Market update: Tariff man freaks out traders, Macron retreats, infighting heats up in Berlin

5 Dec

by Mihály Tatár

 

Good Morning!

 

  • Looking wary at the Fed retreat and the falling yields, and minding profits before the closed US markets on Wednesday to honor former President George H.W. Bush, the last thing investors wanted to hear was Trump threatening China again (’I am a Tariff Man’ (..), ’we are either going to have a real deal with China or no deal at all – at which point we will be charging major Tariffs’), and Kudlow walking back on China’s car tariff reduction (’hasn’t been signed and sealed’).  The result was a classic freak-out selling, with everything falling again (SPX -3.24%, Nasdaq -3.80%, DAX -1.14%, MIB -1.37%, Nikkei -0.61%, Shanghai -0.57%, WTI 52.40, Brent 61 USD – just 48 hours before the OPEC meeting the Saudi Energy Minister cautioned no output deal was done yet, Copper -3.5%, EURUSD 1.1320, EURHUF 324, EURPLN 4.283, US 10Y yield 2.91%). It certainly didn’t help either that May lost three key votes in Parliament on a single day – the Bank of England was quick to reiterate that a no-deal Brexit would crush house prices by 30% and the Pound by 25%, sending the GBPUSD  to as low as 1.2670, or Macron’s public humiliation in France. (Even tough he backtracked and announced a six month suspension on fuel, gas and electricity tax hikes, the genie is now out of the bottle: A large part of the French society has really enough of rising taxes, decreasing services, higher middle class costs and on top of that, an arrogant elite – starting with Macron, who started the crisis management by repeatedly insulting the protesters – not to mention the immigration tensions.
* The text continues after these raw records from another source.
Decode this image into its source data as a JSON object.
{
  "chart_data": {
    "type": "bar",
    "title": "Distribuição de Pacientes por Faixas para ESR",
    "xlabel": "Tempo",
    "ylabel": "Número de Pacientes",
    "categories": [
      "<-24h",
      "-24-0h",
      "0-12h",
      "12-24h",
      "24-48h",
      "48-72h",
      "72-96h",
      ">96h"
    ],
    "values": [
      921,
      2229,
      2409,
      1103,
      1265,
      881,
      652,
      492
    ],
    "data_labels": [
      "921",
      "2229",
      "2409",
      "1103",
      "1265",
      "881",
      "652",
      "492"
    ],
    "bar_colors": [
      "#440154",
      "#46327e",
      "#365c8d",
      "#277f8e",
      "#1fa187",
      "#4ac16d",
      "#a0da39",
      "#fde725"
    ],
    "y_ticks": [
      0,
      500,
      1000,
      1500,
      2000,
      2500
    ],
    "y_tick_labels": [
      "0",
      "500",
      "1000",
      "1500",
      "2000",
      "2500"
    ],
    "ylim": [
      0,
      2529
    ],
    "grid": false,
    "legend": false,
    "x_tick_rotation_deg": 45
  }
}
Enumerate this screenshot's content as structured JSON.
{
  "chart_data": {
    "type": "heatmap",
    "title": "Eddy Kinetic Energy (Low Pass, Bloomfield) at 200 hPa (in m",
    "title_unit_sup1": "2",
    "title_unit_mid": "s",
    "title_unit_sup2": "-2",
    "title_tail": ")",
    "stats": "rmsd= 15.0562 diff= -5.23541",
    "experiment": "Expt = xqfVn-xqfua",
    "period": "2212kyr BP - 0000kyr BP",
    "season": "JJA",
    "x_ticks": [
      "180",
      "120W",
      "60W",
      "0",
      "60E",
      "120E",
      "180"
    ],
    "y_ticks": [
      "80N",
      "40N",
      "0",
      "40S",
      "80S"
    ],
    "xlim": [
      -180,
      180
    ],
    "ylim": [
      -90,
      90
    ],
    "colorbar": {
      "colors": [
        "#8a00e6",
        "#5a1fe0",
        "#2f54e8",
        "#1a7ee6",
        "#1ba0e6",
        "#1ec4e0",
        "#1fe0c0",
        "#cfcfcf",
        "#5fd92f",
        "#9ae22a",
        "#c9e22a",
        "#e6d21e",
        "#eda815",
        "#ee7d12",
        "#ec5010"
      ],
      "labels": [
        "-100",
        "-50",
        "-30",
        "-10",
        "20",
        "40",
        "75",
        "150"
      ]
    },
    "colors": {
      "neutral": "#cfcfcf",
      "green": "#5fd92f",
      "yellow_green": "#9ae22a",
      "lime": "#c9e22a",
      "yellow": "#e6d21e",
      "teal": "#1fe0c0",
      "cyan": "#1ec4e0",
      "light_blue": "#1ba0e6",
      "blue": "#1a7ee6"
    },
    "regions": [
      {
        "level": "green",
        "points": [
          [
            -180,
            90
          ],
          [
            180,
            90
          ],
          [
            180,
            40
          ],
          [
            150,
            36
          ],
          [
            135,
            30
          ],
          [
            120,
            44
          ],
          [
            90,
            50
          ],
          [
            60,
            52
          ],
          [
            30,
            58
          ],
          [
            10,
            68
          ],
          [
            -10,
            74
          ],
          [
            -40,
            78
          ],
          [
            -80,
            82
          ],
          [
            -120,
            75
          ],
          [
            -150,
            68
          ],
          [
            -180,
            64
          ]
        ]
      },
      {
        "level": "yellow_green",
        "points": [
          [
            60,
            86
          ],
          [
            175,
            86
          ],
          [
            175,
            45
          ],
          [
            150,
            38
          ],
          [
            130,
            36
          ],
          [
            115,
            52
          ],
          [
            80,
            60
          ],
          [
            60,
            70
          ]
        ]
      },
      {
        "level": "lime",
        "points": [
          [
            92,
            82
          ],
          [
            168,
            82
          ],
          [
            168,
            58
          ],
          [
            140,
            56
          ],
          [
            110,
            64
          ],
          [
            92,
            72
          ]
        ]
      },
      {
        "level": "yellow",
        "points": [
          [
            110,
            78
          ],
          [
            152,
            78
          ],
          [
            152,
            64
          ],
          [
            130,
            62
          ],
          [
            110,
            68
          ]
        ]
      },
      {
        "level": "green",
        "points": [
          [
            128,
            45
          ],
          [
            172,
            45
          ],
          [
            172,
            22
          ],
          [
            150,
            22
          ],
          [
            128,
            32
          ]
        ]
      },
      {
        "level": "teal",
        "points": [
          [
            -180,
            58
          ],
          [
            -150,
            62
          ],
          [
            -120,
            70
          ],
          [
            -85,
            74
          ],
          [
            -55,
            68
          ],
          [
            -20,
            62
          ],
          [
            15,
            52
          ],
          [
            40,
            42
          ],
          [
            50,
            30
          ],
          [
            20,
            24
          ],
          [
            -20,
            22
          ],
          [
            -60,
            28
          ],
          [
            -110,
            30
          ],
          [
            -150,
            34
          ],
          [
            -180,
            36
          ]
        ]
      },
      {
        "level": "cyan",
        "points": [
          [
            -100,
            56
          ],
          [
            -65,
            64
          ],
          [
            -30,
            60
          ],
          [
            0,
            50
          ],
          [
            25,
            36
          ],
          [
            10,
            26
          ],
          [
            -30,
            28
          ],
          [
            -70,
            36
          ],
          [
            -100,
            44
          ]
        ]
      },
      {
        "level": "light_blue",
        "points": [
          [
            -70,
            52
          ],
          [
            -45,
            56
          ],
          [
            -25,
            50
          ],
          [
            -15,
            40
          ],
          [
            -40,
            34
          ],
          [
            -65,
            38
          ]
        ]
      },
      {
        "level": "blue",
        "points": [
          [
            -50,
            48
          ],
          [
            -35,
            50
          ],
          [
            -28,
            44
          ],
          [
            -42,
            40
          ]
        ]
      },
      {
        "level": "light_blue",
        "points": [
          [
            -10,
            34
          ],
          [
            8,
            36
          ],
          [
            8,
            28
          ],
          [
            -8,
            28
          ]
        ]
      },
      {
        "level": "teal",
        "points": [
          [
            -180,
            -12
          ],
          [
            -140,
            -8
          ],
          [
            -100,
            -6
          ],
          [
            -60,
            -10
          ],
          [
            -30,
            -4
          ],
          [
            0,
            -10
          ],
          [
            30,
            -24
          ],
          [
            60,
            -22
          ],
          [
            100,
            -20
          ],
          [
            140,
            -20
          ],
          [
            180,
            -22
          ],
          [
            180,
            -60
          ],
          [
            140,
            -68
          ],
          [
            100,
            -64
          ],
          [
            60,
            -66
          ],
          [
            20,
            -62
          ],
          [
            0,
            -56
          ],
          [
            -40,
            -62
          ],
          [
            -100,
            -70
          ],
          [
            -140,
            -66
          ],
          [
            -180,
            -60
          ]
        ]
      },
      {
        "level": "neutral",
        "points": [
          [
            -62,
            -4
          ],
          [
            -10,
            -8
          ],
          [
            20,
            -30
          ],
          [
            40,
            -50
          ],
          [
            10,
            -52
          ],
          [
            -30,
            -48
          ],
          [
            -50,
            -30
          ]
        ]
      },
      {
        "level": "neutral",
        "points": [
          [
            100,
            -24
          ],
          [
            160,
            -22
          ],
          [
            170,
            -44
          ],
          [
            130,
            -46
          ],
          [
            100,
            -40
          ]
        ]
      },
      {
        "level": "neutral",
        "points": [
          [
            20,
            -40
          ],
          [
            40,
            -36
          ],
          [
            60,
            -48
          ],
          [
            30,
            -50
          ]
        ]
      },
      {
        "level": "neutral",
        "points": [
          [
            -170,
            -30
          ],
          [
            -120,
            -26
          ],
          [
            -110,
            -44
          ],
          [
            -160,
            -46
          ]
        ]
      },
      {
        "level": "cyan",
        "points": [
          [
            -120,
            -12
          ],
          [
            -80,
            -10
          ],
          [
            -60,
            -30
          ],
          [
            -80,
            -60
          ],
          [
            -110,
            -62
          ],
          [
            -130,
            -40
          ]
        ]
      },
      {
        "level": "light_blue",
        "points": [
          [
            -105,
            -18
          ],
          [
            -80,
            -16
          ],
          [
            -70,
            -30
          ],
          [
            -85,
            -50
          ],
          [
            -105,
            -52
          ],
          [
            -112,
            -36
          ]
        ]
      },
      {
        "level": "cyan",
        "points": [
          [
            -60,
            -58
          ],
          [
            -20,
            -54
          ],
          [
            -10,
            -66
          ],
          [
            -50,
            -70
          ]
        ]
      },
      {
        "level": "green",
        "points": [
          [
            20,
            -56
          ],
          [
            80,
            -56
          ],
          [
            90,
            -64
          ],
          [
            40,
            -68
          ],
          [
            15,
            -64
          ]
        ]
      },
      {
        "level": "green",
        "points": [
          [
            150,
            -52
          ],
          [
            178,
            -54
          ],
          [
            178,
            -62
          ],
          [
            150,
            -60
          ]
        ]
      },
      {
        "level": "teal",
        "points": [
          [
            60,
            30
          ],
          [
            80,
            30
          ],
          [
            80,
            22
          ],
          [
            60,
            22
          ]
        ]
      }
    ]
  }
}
One has to wonder how the 2019 EU elections will play out – note that the mainstream media is bashing Trump for its 40% ish approval rating 24/7, while it never tells Macron to resign at less than half of that popularity.)

 

  • In more positive news, German automakers courted President Trump in Washington (for which they received harsh criticism from Brussels), promising more plants in the US and an increased cooperation with Ford. (The German economy really needed some good luck – in November, German car registrations dropped by 10% Y/Y, manufacturing slowed down, growth was negative in the third quarter Q/Q and international newspapers are full with the dark deeds of Deutsche Bank and diesel carmakers.) In the meantime, the political infighting to succeed Merkel as head of CDU heated up, with former Finance Minister Schauble turning against the Chancellor and supporting pro-business, less-pro-migration Friedrich Merz, instead of Merkel’s favorite Annagret Kramp-Karrenbauer, who is busy making gestures to progressives, for example by threatening ’to review’ the Nord Stream 2 agreement with Russia in the wake of the Azov Sea incident. (She also wants to have a stricter immigration policy, wink, wink).